Bob Harvey is one of those. Past the time when others retire or want to be forgotten, Bob Harvey loves performing so much he can't quit. He keeps adding young talent to the sound of his current band, Georgia Blue, and truckin' on.
California was the setting for the legendary Bluegrass group, the Slippery Rock String Band, where Bob got his start in 1963. Then he was a founding member of Jefferson Airplane but went back to the re-formed Slippery Rock group and then into folk-rock with Catfish Wakely
Both the U.S. Navy and getting a journalism degree kept Bob working in other areas for some time, including writing and being managing editor for American Trucker Magazine. On assignment for the Navy in 1990, he went to Saudi Arabia and met Brian Fowler, whose "mandolin playing pulled me back into Bluegrass music," Bob says.

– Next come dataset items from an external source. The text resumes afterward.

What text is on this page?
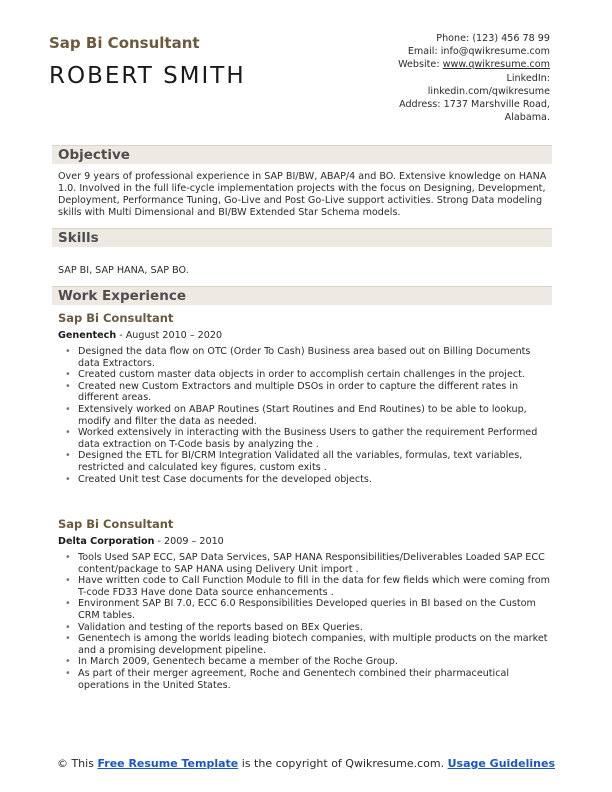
Sap Bi Consultant
ROBERT SMITH
Phone: (123) 456 78 99
Email: info@qwikresume.com
Website: www.qwikresume.com
LinkedIn:
linkedin.com/qwikresume
Address: 1737 Marshville Road,
Alabama.
Objective
Over 9 years of professional experience in SAP BI/BW, ABAP/4 and BO. Extensive knowledge on HANA 1.0. Involved in the full life-cycle implementation projects with the focus on Designing, Development, Deployment, Performance Tuning, Go-Live and Post Go-Live support activities. Strong Data modeling skills with Multi Dimensional and BI/BW Extended Star Schema models.
Skills
SAP BI, SAP HANA, SAP BO.
Work Experience
Sap Bi Consultant
Genentech - August 2010 – 2020
• Designed the data flow on OTC (Order To Cash) Business area based out on Billing Documents data Extractors.
• Created custom master data objects in order to accomplish certain challenges in the project.
• Created new Custom Extractors and multiple DSOs in order to capture the different rates in different areas.
• Extensively worked on ABAP Routines (Start Routines and End Routines) to be able to lookup, modify and filter the data as needed.
• Worked extensively in interacting with the Business Users to gather the requirement Performed data extraction on T-Code basis by analyzing the .
• Designed the ETL for BI/CRM Integration Validated all the variables, formulas, text variables, restricted and calculated key figures, custom exits .
• Created Unit test Case documents for the developed objects.
Sap Bi Consultant
Delta Corporation - 2009 – 2010
• Tools Used SAP ECC, SAP Data Services, SAP HANA Responsibilities/Deliverables Loaded SAP ECC content/package to SAP HANA using Delivery Unit import .
• Have written code to Call Function Module to fill in the data for few fields which were coming from T-code FD33 Have done Data source enhancements .
• Environment SAP BI 7.0, ECC 6.0 Responsibilities Developed queries in BI based on the Custom CRM tables.
• Validation and testing of the reports based on BEx Queries.
• Genentech is among the worlds leading biotech companies, with multiple products on the market and a promising development pipeline.
• In March 2009, Genentech became a member of the Roche Group.
• As part of their merger agreement, Roche and Genentech combined their pharmaceutical operations in the United States.
© This Free Resume Template is the copyright of Qwikresume.com. Usage Guidelines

The two formed San Francisco Blue and recorded the CDs "Idiot's Vision" ; "Live on the Cartersville Express"; "Hurting for People," a tribute to Skip Spence, an Airplane member who co-wrote the song with Bob "back then"; and "Live at ARTS in hARTwell." Brian and Bob performed together at Brasstown Bald's Musicfest, Race Fest in Morrow, Ga., and again at the Cartersville Arts Festival, and then Brian decided to step back from music for a while.
Since all the current performers are from Calhoun, Ga., Bob has changed the name to Georgia Blue. Alesia Chester is a skillful and experienced harmony singer who joins Bob on vocals. Bob says violinist Danny Taylor's "soulful and intuitive progressions will absolutely pull your heartstrings." Taylor will co-produce the group's next show and CD, "Alternative Country." The icing on the cake, says Bob, is Zack Lanier, a guitar-banjo man whose playing Bob likens to that of Chuck McCabe on "Live at the House of the Rising Sun" recorded by Jefferson Airplane in 1966
Firmly bound by his musical roots, but ever willing to leap out in faith on a new project, Bob Harvey continues to play festivals and venues wherever people want music that feels good, music that tells a story, and lyrics that have a message.